There’s much more to say about the covenant of circumcision: notice that in the history of redemption, the covenant sign comes before the law. Believing and belonging come before obeying. Also, God says to circumcise the infant boys – this is a family covenant, not just an individual covenant. Circumcise on the eighth day – the day of new creation. Servants and foreigners, too: this covenant isn’t ethnic. It’s about faith, and it’s for the whole world, not just Abraham’s physical descendants.

For us, cutting off the flesh looks different than it did for Abraham. In Jesus Christ, God renewed the covenant at an even deeper level, taking His war against the flesh to its ultimate conclusion not just by cutting off the flesh, but by crucifying the flesh. This new covenant comes with a new sign: “In Christ also you were circumcised with a circumcision made without hands, but putting off the body of the flesh, by the circumcision of Christ, having been buried with him in baptism, in which you were also raised with him through faith in the powerful working of God, who raised him from the dead.” (Colossians 2:11-12)

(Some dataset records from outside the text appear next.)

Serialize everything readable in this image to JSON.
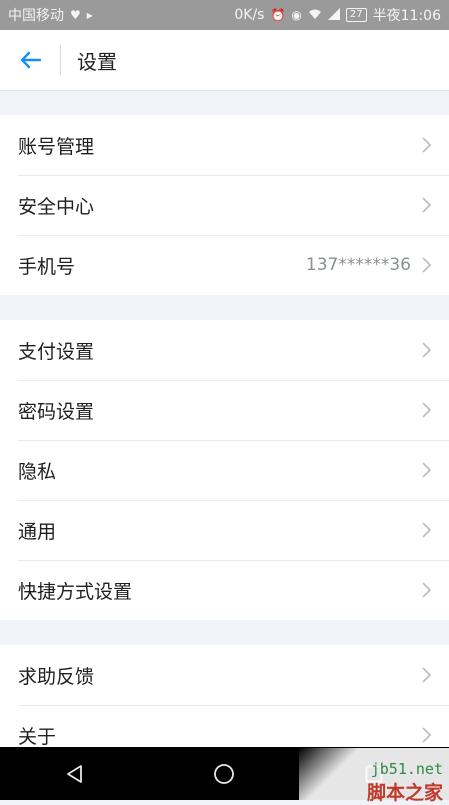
{
  "statusbar": {
    "carrier": "中国移动",
    "speed": "0K/s",
    "battery": "27",
    "time": "半夜11:06",
    "icons": [
      "heart-icon",
      "play-icon",
      "alarm-icon",
      "eye-icon",
      "wifi-icon",
      "signal-icon",
      "battery-icon"
    ]
  },
  "appbar": {
    "title": "设置",
    "back_icon": "arrow-left-icon"
  },
  "groups": [
    {
      "items": [
        {
          "label": "账号管理",
          "value": ""
        },
        {
          "label": "安全中心",
          "value": ""
        },
        {
          "label": "手机号",
          "value": "137******36"
        }
      ]
    },
    {
      "items": [
        {
          "label": "支付设置",
          "value": ""
        },
        {
          "label": "密码设置",
          "value": ""
        },
        {
          "label": "隐私",
          "value": ""
        },
        {
          "label": "通用",
          "value": ""
        },
        {
          "label": "快捷方式设置",
          "value": ""
        }
      ]
    },
    {
      "items": [
        {
          "label": "求助反馈",
          "value": ""
        },
        {
          "label": "关于",
          "value": ""
        }
      ]
    }
  ],
  "navbar": {
    "icons": [
      "back-triangle-icon",
      "home-circle-icon",
      "recents-square-icon"
    ]
  },
  "watermark": {
    "site": "jb51.net",
    "name": "脚本之家"
  },
  "colors": {
    "accent": "#1a8ef0",
    "background": "#f0f3f7",
    "statusbar": "#9a9a9a"
  }
}
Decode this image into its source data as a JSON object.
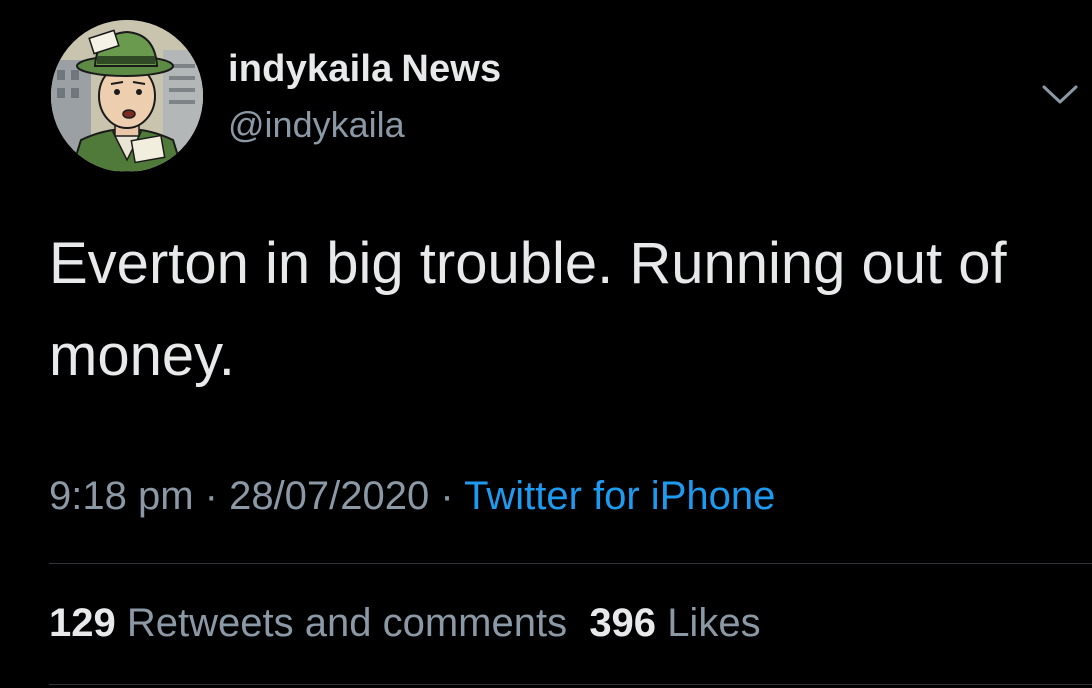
{
  "author": {
    "display_name": "indykaila",
    "label": "News",
    "handle": "@indykaila",
    "avatar_icon": "cartoon-reporter-avatar"
  },
  "menu": {
    "icon": "chevron-down-icon"
  },
  "tweet": {
    "text": "Everton in big trouble. Running out of money."
  },
  "meta": {
    "time": "9:18 pm",
    "sep1": " · ",
    "date": "28/07/2020",
    "sep2": " · ",
    "source": "Twitter for iPhone"
  },
  "stats": {
    "retweets_count": "129",
    "retweets_label": "Retweets and comments",
    "likes_count": "396",
    "likes_label": "Likes"
  },
  "colors": {
    "background": "#000000",
    "primary_text": "#e7e9ea",
    "secondary_text": "#8b98a5",
    "link": "#1d9bf0",
    "divider": "#2f3336"
  }
}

In baptism, God welcomes you into His new covenant. You are baptized into God’s new name: Father, Son, and Holy Spirit. You receive your new name: Christian. Your flesh is drowned and buried completely, not just a small cut with a knife! And you are raised to a new life of fruitfulness by the Spirit. The way you cut off the flesh today is by being baptized and living a baptized life.

And this baptism is not just for you; it’s for your family. Baptism is not just for your family; it’s for the world. The Great Commission is the new covenant charter: Go make disciples of all nations, baptizing them in the name of the Father, and of the Son, and of the Holy Spirit. And the covenant promise is fulfilled in the presence of Christ: “Behold, I am with you always.” So learn the lesson of Genesis 17: put no confidence in the flesh. Instead, let God cut off your flesh in baptism and raise you up to a new life of faith, so that you might bear fruit for God.